Kreuzlingen – Der HSC Kreuzlingen ist in beiden Schweizer Topligen vertreten. Der sportliche Gesamtleiter Heiko Grimm zieht im Interview eine positive Zwischenbilanz.

Heiko Grimm übt seit dieser Saison die Doppelfunktion als Cheftrainer der QHL/NLA-Männer und als Sportlicher Gesamtleiter aus. (Bild: Felix Walker)

Der 45-jährige Handballer Heiko Grimm hat als Spieler (Vize-Weltmeister 2003 und Europameister 2004 mit Deutschland) als auch als Trainer (HC Kriens-Luzern/QHL und MT Melsungen/1. Bundesliga DE) schon viel erreicht. Sein Wechsel im Sommer 2021 zum HSC Kreuzlingen überraschte deshalb nicht wenige Handballkenner. Grimm meinte damals aber: «Die Aufgabe in Kreuzlingen reizt mich sehr. Ich habe im Verein grosse Begeisterung und viel Willen gespürt, sich sportlich weiterzuentwickeln und Grösseres zu erreichen. Zudem wollten meine Frau (eine Schweizerin, die Red.) und ich ohnehin zurück in die Schweiz kommen. Wir fühlen uns hier in jeder Hinsicht richtig wohl.»

Seit dem 1. Juni 2022 amtet der EHF Master Coach nicht nur als sportlicher Gesamtleiter des HSC Kreuzlingen, sondern gleichzeitig auch als Cheftrainer der Männer.
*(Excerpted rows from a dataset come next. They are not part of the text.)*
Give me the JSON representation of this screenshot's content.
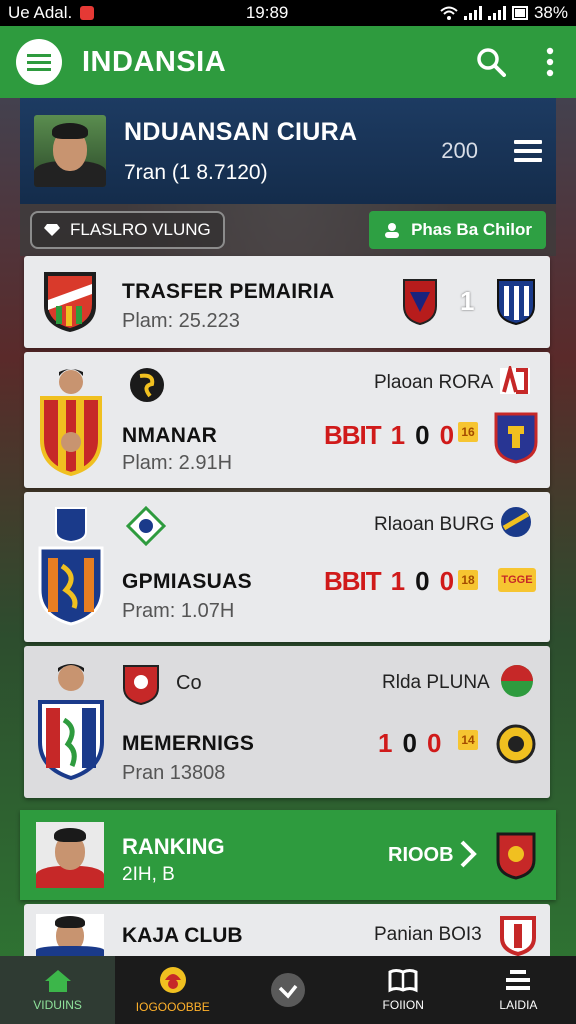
{
  "status_bar": {
    "left_text": "Ue Adal.",
    "time": "19:89",
    "battery": "38%"
  },
  "app_bar": {
    "title": "INDANSIA",
    "menu_icon": "menu-icon",
    "search_icon": "search-icon",
    "more_icon": "more-vert-icon"
  },
  "profile": {
    "name": "NDUANSAN CIURA",
    "subtitle": "7ran (1 8.7120)",
    "count": "200"
  },
  "filters": {
    "chip_label": "FLASLRO VLUNG",
    "button_label": "Phas Ba Chilor"
  },
  "cards": [
    {
      "title": "TRASFER PEMAIRIA",
      "subtitle": "Plam: 25.223",
      "score_value": "1"
    },
    {
      "title": "NMANAR",
      "subtitle": "Plam: 2.91H",
      "right_label": "Plaoan RORA",
      "score_lead": "BBIT",
      "score_a": "1",
      "score_b": "0",
      "score_c": "0",
      "tag": "16"
    },
    {
      "title": "GPMIASUAS",
      "subtitle": "Pram: 1.07H",
      "right_label": "Rlaoan BURG",
      "score_lead": "BBIT",
      "score_a": "1",
      "score_b": "0",
      "score_c": "0",
      "tag": "18",
      "extra_badge": "TGGE"
    },
    {
      "title": "MEMERNIGS",
      "subtitle": "Pran 13808",
      "right_label": "Rlda PLUNA",
      "small_text": "Co",
      "score_a": "1",
      "score_b": "0",
      "score_c": "0",
      "tag": "14"
    }
  ],
  "ranking": {
    "title": "RANKING",
    "subtitle": "2IH,  B",
    "right_text": "RIOOB"
  },
  "last_card": {
    "title": "KAJA CLUB",
    "right_label": "Panian BOI3"
  },
  "bottom_nav": [
    {
      "label": "VIDUINS",
      "icon": "home-icon"
    },
    {
      "label": "IOGOOOBBE",
      "icon": "trophy-icon"
    },
    {
      "label": "",
      "icon": "check-circle-icon"
    },
    {
      "label": "FOIION",
      "icon": "book-icon"
    },
    {
      "label": "LAIDIA",
      "icon": "list-icon"
    }
  ],
  "colors": {
    "brand_green": "#2e9b3e",
    "header_navy": "#1d3b62",
    "score_red": "#d01a1a",
    "tag_yellow": "#f6c531"
  }
}
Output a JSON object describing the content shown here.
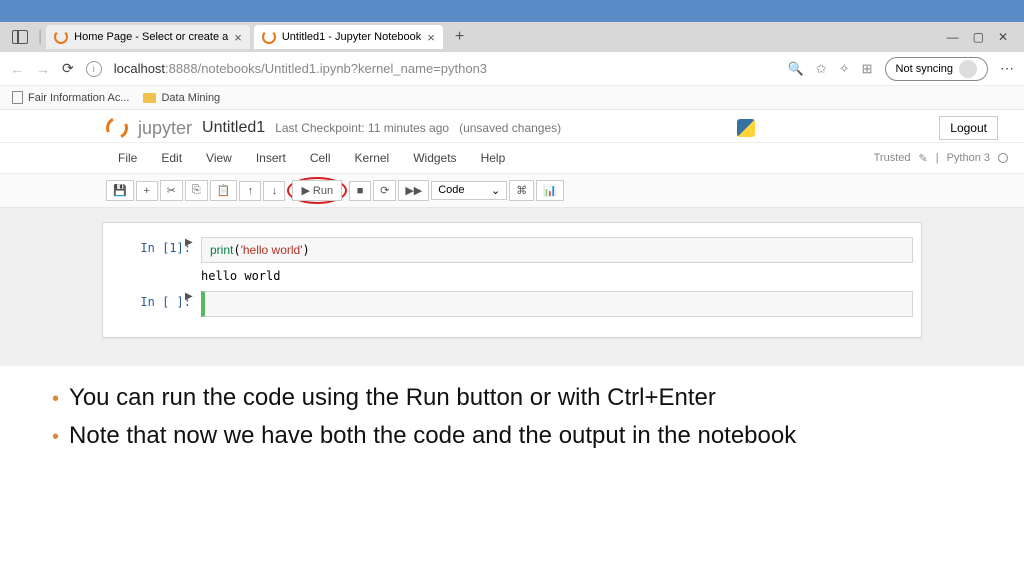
{
  "browser": {
    "tabs": [
      {
        "title": "Home Page - Select or create a ",
        "active": false
      },
      {
        "title": "Untitled1 - Jupyter Notebook",
        "active": true
      }
    ],
    "url_host": "localhost",
    "url_path": ":8888/notebooks/Untitled1.ipynb?kernel_name=python3",
    "sync": "Not syncing",
    "bookmarks": [
      {
        "label": "Fair Information Ac...",
        "kind": "page"
      },
      {
        "label": "Data Mining",
        "kind": "folder"
      }
    ]
  },
  "jupyter": {
    "brand": "jupyter",
    "filename": "Untitled1",
    "checkpoint": "Last Checkpoint: 11 minutes ago",
    "unsaved": "(unsaved changes)",
    "logout": "Logout",
    "menus": [
      "File",
      "Edit",
      "View",
      "Insert",
      "Cell",
      "Kernel",
      "Widgets",
      "Help"
    ],
    "trusted": "Trusted",
    "kernel": "Python 3",
    "toolbar": {
      "run": "Run",
      "celltype": "Code"
    },
    "cells": [
      {
        "prompt": "In [1]:",
        "code_fn": "print",
        "code_str": "'hello world'",
        "output": "hello world"
      },
      {
        "prompt": "In [ ]:",
        "code": ""
      }
    ]
  },
  "slide": {
    "bullets": [
      "You can run the code using the Run button or with Ctrl+Enter",
      "Note that now we have both the code and the output in the notebook"
    ]
  }
}
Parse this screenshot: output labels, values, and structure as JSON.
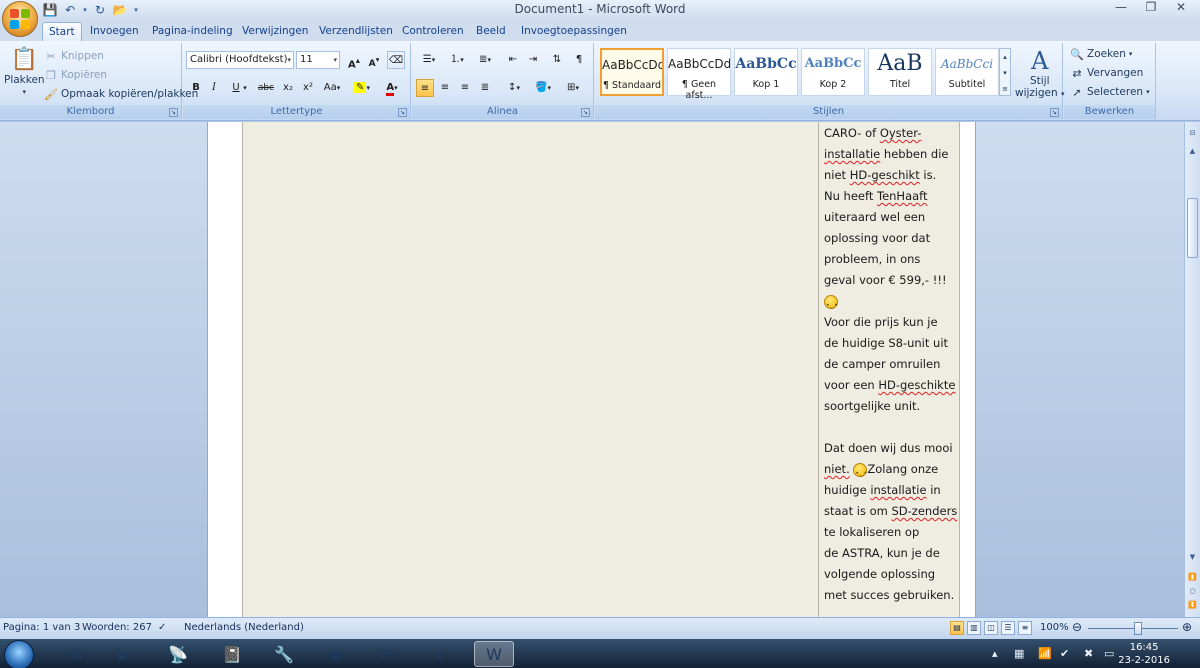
{
  "window": {
    "title": "Document1 - Microsoft Word",
    "controls": [
      "—",
      "❐",
      "✕"
    ]
  },
  "tabs": [
    "Start",
    "Invoegen",
    "Pagina-indeling",
    "Verwijzingen",
    "Verzendlijsten",
    "Controleren",
    "Beeld",
    "Invoegtoepassingen"
  ],
  "ribbon": {
    "clipboard": {
      "label": "Klembord",
      "paste": "Plakken",
      "cut": "Knippen",
      "copy": "Kopiëren",
      "format_painter": "Opmaak kopiëren/plakken"
    },
    "font": {
      "label": "Lettertype",
      "name": "Calibri (Hoofdtekst)",
      "size": "11",
      "grow": "A",
      "shrink": "A",
      "bold": "B",
      "italic": "I",
      "underline": "U",
      "strike": "abc",
      "subscript": "x₂",
      "superscript": "x²",
      "case": "Aa",
      "font_color": "A"
    },
    "paragraph": {
      "label": "Alinea"
    },
    "styles": {
      "label": "Stijlen",
      "items": [
        {
          "preview": "AaBbCcDd",
          "name": "¶ Standaard"
        },
        {
          "preview": "AaBbCcDd",
          "name": "¶ Geen afst..."
        },
        {
          "preview": "AaBbCc",
          "name": "Kop 1"
        },
        {
          "preview": "AaBbCc",
          "name": "Kop 2"
        },
        {
          "preview": "AaB",
          "name": "Titel"
        },
        {
          "preview": "AaBbCci",
          "name": "Subtitel"
        }
      ],
      "change_styles": "Stijl",
      "change_styles_2": "wijzigen"
    },
    "editing": {
      "label": "Bewerken",
      "find": "Zoeken",
      "replace": "Vervangen",
      "select": "Selecteren"
    }
  },
  "document": {
    "lines": [
      "CARO- of Oyster-",
      "installatie hebben die",
      "niet HD-geschikt is.",
      "Nu heeft TenHaaft",
      "uiteraard wel een",
      "oplossing voor dat",
      "probleem, in ons",
      "geval voor € 599,- !!!",
      "",
      "Voor die prijs kun je",
      "de huidige S8-unit uit",
      "de camper omruilen",
      "voor een HD-geschikte",
      "soortgelijke unit.",
      "",
      "Dat doen wij dus mooi",
      "niet.",
      "Zolang onze",
      "huidige installatie in",
      "staat is om SD-zenders",
      "te lokaliseren op",
      "de ASTRA, kun je de",
      "volgende oplossing",
      "met succes gebruiken."
    ]
  },
  "status": {
    "page": "Pagina: 1 van 3",
    "words": "Woorden: 267",
    "language": "Nederlands (Nederland)",
    "zoom": "100%",
    "zoom_level": 0.55
  },
  "taskbar": {
    "time": "16:45",
    "date": "23-2-2016"
  }
}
Heiko Grimm hat Aufstiegstrainer Werner Bösch ersetzt, der im Sommer ein Angebot der TusSies Metzingen (1. Bundesliga Frauen) annnahm. «Für den HSCK ist Heiko Grimm mit seiner Erfahrung die absolute Wunschbesetzung für diese beiden zentralen Funktionen», betont Clubpräsident Patrick Müller bei jeder Gelegenheit. Und der ehemalige deutsche Weltklassespieler, der mit seiner Familie in Ermatingen wohnt, sieht bei den Kreuzlingern viel Potenzial, das noch längst nicht ausgereizt sei. Grimm zeigt sich überzeugt, dass sich der HSCK nicht nur bei den Frauen sondern mittelfristig auch bei den Männern in der nationalen Spitze etablieren kann. «Wir müssen auf unserem Weg einfach Geduld haben und Schritt um Schritt machen», betont Grimm.

In unserem Interview stellt sich Heiko Grimm den Fragen und äussert sich zum aktuellen Meisterschaftsverlauf, seinen Wünschen und zum geplanten Hallenbau.
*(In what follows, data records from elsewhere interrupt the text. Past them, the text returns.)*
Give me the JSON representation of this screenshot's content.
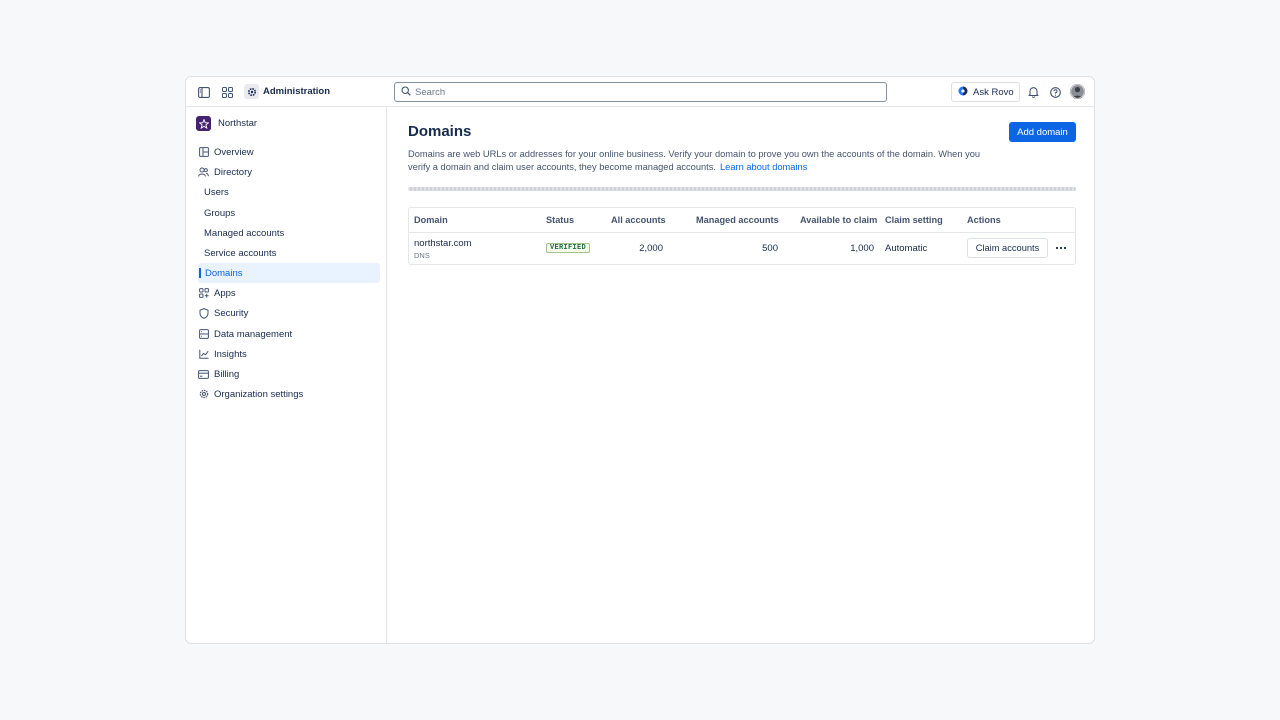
{
  "topbar": {
    "title": "Administration",
    "search_placeholder": "Search",
    "ask_rovo_label": "Ask Rovo"
  },
  "sidebar": {
    "org_name": "Northstar",
    "items": [
      {
        "label": "Overview",
        "icon": "overview-icon"
      },
      {
        "label": "Directory",
        "icon": "people-icon"
      },
      {
        "label": "Users"
      },
      {
        "label": "Groups"
      },
      {
        "label": "Managed accounts"
      },
      {
        "label": "Service accounts"
      },
      {
        "label": "Domains",
        "active": true
      },
      {
        "label": "Apps",
        "icon": "apps-icon"
      },
      {
        "label": "Security",
        "icon": "shield-icon"
      },
      {
        "label": "Data management",
        "icon": "database-icon"
      },
      {
        "label": "Insights",
        "icon": "chart-icon"
      },
      {
        "label": "Billing",
        "icon": "credit-card-icon"
      },
      {
        "label": "Organization settings",
        "icon": "gear-icon"
      }
    ]
  },
  "main": {
    "title": "Domains",
    "add_button": "Add domain",
    "description": "Domains are web URLs or addresses for your online business. Verify your domain to prove you own the accounts of the domain. When you verify a domain and claim user accounts, they become managed accounts.",
    "learn_link": "Learn about domains",
    "table": {
      "headers": [
        "Domain",
        "Status",
        "All accounts",
        "Managed accounts",
        "Available to claim",
        "Claim setting",
        "Actions"
      ],
      "rows": [
        {
          "domain": "northstar.com",
          "method": "DNS",
          "status": "VERIFIED",
          "all_accounts": "2,000",
          "managed_accounts": "500",
          "available_to_claim": "1,000",
          "claim_setting": "Automatic",
          "action": "Claim accounts",
          "more": "•••"
        }
      ]
    }
  },
  "colors": {
    "accent": "#0c66e4",
    "verified_text": "#216e4e",
    "org_logo": "#44226e"
  }
}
Heiko, wie hast Du die Weihnachtstage verbracht?
Grimm: Wir haben mit unserem Kleinen die Familie meiner Frau in Zürich und meine in Deutschland besucht und sehr schöne Stunden genossen. Ich musste zwar viel Autofahren, dafür aber wenigstens nicht kochen (zwinkert und lacht).

Du hast in Deiner Handballkarriere sowohl als Spieler wie auch als Trainer schon einiges erlebt. Wie sind Deine bisherigen Eindrücke vom HSC Kreuzlingen?
Grimm: Für mich ist der HSC Kreuzlingen ein Verein wie aus dem Lehrbuch. Ganz viele Leute leisten hier ganz tolle Arbeit und setzen sich ein, um den Verein weiterzubringen.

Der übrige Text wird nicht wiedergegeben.